Una impronta, la del desasimiento,
que alude a la distinción entre el “hombre exterior” (propio de la sensualidad,
atado a sus cinco sentidos y a sus inconstantes y molestos influjos, también
denominado por Eckhart “hombre hostil”) y el “hombre interior” o
espiritual, que puede llegar al “descanso absoluto” en el “corazón desasido”,
pues jamás existirá algo parecido al consuelo corpóreo o terrestre sin que, a
la vez, se dé un perjuicio espiritual. El hombre exterior, así, debe quedar
sometido a las exigencias (que conducen a la voluntad hecha nada) del hombre
interior.
El sufrimiento sólo se da en el mundo
de la diferencia, en la pura representación: sufrimos porque no nos hallamos incluidos
en la unidad de la divinidad, de lo Uno, pues somos “un punto entre el tiempo y
la eternidad”, una condición limítrofe que, a juicio de Eckhart, puede
ayudarnos a alcanzar la consciencia de la futilidad de todo lo existente.
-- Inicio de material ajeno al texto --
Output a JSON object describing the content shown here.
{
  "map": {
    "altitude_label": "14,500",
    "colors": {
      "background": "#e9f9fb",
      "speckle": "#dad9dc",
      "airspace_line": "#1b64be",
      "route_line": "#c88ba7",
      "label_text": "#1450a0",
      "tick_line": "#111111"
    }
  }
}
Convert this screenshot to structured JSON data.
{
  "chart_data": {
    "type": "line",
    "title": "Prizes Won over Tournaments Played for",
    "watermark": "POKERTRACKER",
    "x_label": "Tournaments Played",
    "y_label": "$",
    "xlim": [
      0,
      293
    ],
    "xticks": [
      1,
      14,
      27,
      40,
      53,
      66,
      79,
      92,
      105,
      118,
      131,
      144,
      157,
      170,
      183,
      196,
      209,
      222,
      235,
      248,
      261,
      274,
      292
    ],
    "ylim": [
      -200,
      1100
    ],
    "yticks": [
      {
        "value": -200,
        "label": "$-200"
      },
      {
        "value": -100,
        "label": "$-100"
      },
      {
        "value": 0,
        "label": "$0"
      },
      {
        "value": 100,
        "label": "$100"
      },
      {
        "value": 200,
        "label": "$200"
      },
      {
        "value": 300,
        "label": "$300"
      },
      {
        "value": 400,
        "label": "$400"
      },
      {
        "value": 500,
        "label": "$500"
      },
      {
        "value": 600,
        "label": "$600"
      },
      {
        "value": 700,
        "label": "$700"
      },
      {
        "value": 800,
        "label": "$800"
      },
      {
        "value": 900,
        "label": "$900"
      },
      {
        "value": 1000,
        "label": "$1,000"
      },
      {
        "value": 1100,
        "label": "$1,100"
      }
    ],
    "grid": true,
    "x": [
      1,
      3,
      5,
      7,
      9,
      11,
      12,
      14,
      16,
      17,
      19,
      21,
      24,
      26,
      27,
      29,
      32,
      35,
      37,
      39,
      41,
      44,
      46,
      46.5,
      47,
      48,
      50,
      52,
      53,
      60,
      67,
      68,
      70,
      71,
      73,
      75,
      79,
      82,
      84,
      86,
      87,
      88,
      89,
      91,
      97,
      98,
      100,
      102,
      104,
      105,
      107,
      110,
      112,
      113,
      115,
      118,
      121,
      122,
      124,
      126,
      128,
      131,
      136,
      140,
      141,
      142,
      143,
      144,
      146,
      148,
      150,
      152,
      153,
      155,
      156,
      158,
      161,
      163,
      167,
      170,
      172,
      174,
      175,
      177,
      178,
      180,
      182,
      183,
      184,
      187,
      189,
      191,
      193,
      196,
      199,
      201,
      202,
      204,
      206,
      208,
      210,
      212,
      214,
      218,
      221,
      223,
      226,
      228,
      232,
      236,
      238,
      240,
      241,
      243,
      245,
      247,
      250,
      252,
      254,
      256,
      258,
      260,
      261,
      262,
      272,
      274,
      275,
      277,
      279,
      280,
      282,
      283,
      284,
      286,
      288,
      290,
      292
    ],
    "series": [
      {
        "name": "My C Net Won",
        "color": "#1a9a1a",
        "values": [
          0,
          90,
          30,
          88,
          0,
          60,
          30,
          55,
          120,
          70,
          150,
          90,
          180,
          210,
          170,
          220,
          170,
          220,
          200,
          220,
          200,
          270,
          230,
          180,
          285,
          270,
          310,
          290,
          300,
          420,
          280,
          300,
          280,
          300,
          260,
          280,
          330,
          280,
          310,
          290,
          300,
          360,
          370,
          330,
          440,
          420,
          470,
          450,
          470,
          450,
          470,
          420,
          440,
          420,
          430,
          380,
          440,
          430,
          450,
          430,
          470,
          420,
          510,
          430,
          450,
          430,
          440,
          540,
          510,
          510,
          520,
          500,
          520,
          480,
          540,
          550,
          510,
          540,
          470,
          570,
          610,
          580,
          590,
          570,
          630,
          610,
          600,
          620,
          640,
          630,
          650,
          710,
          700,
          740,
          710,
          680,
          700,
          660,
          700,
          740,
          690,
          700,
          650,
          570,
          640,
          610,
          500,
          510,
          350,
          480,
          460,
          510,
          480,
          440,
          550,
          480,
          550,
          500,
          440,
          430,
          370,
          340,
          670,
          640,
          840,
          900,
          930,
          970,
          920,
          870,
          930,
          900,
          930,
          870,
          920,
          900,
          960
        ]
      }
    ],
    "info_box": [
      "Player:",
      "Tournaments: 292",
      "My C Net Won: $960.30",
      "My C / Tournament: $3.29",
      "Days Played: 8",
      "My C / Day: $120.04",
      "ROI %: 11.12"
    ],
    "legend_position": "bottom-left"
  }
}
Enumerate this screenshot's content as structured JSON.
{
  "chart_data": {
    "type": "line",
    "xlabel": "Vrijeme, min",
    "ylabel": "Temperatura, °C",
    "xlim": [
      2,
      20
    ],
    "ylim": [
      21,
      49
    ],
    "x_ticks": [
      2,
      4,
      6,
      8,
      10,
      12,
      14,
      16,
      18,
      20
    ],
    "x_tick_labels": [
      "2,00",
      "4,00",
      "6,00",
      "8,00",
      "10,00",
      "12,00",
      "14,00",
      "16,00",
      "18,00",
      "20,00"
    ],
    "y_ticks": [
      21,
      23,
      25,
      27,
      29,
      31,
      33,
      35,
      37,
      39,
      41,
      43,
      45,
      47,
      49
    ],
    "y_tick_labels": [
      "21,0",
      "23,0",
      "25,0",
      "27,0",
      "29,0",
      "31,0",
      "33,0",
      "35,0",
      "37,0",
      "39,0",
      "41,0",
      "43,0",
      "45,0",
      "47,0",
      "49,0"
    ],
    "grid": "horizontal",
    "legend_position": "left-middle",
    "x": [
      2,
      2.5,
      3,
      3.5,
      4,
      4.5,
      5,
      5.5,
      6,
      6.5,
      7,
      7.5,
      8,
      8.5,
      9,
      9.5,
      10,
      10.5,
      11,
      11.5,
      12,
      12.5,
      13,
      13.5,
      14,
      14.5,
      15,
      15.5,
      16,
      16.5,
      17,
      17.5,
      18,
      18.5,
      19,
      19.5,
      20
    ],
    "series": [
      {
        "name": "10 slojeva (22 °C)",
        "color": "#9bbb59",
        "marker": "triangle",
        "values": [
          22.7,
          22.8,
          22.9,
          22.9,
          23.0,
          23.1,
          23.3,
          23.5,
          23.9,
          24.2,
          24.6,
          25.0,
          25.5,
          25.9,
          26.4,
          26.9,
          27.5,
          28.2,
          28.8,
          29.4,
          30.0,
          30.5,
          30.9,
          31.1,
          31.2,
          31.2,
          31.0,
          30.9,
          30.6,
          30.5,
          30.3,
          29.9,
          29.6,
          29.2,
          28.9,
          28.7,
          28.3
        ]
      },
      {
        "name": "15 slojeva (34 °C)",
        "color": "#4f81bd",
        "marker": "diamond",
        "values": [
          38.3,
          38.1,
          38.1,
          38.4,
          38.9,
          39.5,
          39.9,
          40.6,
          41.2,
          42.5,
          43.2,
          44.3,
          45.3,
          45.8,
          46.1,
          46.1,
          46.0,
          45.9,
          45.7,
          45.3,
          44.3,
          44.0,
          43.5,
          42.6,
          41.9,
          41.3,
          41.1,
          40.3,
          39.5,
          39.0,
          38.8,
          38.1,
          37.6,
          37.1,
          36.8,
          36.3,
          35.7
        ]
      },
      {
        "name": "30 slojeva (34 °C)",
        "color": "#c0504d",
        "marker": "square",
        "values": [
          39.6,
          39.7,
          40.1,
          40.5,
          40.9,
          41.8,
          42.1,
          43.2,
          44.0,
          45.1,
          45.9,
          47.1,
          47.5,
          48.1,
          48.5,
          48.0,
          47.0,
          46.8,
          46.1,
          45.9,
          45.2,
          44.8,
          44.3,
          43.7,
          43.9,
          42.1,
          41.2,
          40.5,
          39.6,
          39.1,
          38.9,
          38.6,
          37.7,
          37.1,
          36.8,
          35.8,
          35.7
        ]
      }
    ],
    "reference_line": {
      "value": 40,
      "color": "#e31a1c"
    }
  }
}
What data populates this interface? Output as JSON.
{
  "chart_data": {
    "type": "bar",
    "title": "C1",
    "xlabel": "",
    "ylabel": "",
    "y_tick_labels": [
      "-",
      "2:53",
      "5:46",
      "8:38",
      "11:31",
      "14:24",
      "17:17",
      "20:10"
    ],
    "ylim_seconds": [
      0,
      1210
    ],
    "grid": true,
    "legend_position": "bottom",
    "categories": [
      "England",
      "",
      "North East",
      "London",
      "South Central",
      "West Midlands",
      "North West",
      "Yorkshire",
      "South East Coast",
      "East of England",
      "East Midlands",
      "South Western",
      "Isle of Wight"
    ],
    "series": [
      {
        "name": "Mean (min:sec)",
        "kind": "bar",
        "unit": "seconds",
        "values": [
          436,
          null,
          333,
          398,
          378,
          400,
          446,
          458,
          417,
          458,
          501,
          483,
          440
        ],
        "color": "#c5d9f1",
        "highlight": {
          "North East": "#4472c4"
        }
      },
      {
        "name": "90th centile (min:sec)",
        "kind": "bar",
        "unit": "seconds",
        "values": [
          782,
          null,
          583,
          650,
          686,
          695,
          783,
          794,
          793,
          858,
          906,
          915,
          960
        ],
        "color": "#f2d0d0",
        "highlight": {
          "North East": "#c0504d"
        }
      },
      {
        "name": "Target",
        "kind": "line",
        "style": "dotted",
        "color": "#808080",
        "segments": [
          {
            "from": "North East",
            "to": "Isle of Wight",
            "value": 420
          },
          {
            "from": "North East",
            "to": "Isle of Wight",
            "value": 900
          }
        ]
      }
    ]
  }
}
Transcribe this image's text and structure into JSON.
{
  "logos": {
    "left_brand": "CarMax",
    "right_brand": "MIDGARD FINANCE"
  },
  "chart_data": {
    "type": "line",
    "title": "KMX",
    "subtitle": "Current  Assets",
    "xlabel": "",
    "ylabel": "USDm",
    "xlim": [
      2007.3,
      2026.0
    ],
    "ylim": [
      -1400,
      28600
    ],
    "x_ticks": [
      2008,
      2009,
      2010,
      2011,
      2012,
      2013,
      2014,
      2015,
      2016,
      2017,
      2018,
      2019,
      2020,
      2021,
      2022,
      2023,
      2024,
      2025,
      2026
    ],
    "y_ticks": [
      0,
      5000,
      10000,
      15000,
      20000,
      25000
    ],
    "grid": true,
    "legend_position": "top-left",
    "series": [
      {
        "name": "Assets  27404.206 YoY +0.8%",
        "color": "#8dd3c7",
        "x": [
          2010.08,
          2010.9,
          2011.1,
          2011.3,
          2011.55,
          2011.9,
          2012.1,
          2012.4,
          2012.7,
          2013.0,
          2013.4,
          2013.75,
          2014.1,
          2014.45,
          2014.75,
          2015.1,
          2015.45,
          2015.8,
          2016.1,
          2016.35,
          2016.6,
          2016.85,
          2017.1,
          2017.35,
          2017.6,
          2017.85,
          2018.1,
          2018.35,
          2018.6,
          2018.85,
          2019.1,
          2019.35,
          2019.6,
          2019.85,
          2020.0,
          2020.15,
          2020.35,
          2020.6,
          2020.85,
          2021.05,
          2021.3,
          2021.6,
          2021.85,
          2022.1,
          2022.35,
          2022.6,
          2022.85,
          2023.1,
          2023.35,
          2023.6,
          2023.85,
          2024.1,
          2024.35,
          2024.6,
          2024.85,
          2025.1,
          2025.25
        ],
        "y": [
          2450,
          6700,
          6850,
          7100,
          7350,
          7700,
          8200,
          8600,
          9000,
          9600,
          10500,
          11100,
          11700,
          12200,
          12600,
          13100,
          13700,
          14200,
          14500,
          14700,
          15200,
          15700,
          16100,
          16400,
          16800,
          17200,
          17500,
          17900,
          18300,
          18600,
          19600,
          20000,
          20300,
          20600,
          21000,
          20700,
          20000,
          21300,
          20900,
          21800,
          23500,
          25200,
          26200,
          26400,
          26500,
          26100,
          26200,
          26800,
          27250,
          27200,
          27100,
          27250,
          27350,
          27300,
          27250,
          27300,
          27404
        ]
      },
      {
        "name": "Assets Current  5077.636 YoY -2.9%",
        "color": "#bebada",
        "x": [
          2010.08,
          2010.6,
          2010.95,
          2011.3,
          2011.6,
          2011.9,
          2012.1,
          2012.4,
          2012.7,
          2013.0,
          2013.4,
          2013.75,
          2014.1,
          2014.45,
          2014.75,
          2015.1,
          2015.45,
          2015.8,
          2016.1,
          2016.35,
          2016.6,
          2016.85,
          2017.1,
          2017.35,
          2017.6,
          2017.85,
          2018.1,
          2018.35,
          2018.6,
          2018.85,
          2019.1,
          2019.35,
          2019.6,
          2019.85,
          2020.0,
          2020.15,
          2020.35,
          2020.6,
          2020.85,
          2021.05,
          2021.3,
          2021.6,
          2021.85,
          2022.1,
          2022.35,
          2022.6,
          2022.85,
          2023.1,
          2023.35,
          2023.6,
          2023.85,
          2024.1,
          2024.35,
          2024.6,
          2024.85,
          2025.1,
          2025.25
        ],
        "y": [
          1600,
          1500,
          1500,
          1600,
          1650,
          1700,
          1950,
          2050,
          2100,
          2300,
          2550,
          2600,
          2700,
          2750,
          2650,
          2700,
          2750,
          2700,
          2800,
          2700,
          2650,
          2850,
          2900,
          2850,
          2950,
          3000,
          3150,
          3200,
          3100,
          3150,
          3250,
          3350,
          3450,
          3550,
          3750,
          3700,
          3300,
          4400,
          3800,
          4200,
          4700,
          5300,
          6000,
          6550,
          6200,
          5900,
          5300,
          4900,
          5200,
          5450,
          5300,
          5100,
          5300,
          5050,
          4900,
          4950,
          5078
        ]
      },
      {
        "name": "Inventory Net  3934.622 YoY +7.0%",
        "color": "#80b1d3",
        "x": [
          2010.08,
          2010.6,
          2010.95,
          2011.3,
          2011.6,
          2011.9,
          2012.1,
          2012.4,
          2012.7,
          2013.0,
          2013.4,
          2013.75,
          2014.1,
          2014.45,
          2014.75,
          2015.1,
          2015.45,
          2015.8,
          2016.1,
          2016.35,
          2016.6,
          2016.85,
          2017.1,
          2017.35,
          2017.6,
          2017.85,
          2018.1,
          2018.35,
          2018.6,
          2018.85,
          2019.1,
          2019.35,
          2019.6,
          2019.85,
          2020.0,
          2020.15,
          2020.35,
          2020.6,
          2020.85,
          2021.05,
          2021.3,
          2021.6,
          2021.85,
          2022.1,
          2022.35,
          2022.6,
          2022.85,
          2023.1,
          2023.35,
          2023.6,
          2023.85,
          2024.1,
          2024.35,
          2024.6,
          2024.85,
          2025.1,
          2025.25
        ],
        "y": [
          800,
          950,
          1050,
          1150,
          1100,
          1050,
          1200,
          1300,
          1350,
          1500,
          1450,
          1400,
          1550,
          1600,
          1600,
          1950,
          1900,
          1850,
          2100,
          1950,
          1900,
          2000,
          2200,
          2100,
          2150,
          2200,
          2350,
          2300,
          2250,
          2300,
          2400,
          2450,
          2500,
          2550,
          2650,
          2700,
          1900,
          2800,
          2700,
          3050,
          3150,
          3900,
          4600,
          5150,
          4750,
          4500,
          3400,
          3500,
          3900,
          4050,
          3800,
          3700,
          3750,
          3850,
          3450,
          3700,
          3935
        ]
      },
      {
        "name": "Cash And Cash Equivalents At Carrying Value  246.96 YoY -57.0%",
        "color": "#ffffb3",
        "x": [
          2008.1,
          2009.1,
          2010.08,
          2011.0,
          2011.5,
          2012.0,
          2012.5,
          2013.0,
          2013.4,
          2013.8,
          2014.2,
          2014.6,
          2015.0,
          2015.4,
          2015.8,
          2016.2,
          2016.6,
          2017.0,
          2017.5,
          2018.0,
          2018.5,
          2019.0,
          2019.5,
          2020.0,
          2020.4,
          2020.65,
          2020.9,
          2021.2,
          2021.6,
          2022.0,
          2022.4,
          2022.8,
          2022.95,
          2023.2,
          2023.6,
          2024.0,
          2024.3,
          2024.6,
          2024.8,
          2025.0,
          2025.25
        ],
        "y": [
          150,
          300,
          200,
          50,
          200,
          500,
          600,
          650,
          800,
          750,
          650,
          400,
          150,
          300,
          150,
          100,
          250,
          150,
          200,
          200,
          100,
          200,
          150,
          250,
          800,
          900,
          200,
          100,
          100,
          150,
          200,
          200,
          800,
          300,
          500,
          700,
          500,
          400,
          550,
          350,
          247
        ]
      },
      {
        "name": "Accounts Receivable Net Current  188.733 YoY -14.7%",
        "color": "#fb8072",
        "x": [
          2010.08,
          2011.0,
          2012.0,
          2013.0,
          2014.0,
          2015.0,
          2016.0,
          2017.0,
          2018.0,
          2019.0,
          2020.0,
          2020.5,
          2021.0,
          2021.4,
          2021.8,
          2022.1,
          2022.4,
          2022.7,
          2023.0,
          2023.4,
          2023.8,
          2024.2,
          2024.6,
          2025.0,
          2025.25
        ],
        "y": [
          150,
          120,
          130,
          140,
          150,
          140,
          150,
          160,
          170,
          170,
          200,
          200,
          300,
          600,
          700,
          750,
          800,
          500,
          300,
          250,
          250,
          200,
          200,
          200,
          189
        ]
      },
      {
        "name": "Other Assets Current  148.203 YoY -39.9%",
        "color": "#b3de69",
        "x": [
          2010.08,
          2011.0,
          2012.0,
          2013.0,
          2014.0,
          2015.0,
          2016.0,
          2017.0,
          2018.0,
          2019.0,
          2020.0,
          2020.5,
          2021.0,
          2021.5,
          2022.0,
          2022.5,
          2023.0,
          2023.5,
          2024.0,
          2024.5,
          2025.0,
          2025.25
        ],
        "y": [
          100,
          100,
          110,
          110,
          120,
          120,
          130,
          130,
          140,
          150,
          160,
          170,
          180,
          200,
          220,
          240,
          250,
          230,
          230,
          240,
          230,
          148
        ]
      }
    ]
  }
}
Quien
en definitiva abraza el desasimiento (concepto de capital importancia en
alguien como Teresa de Ávila),
… semejante hombre no busca la tranquilidad porque ninguna intranquilidad lo puede perturbar. […] Esta actitud no la puede aprender el ser humano mediante la huida, es decir, que exteriormente huya de las cosas y vaya al desierto; al contrario, él debe aprender a tener un desierto interior dondequiera y con quienquiera que esté.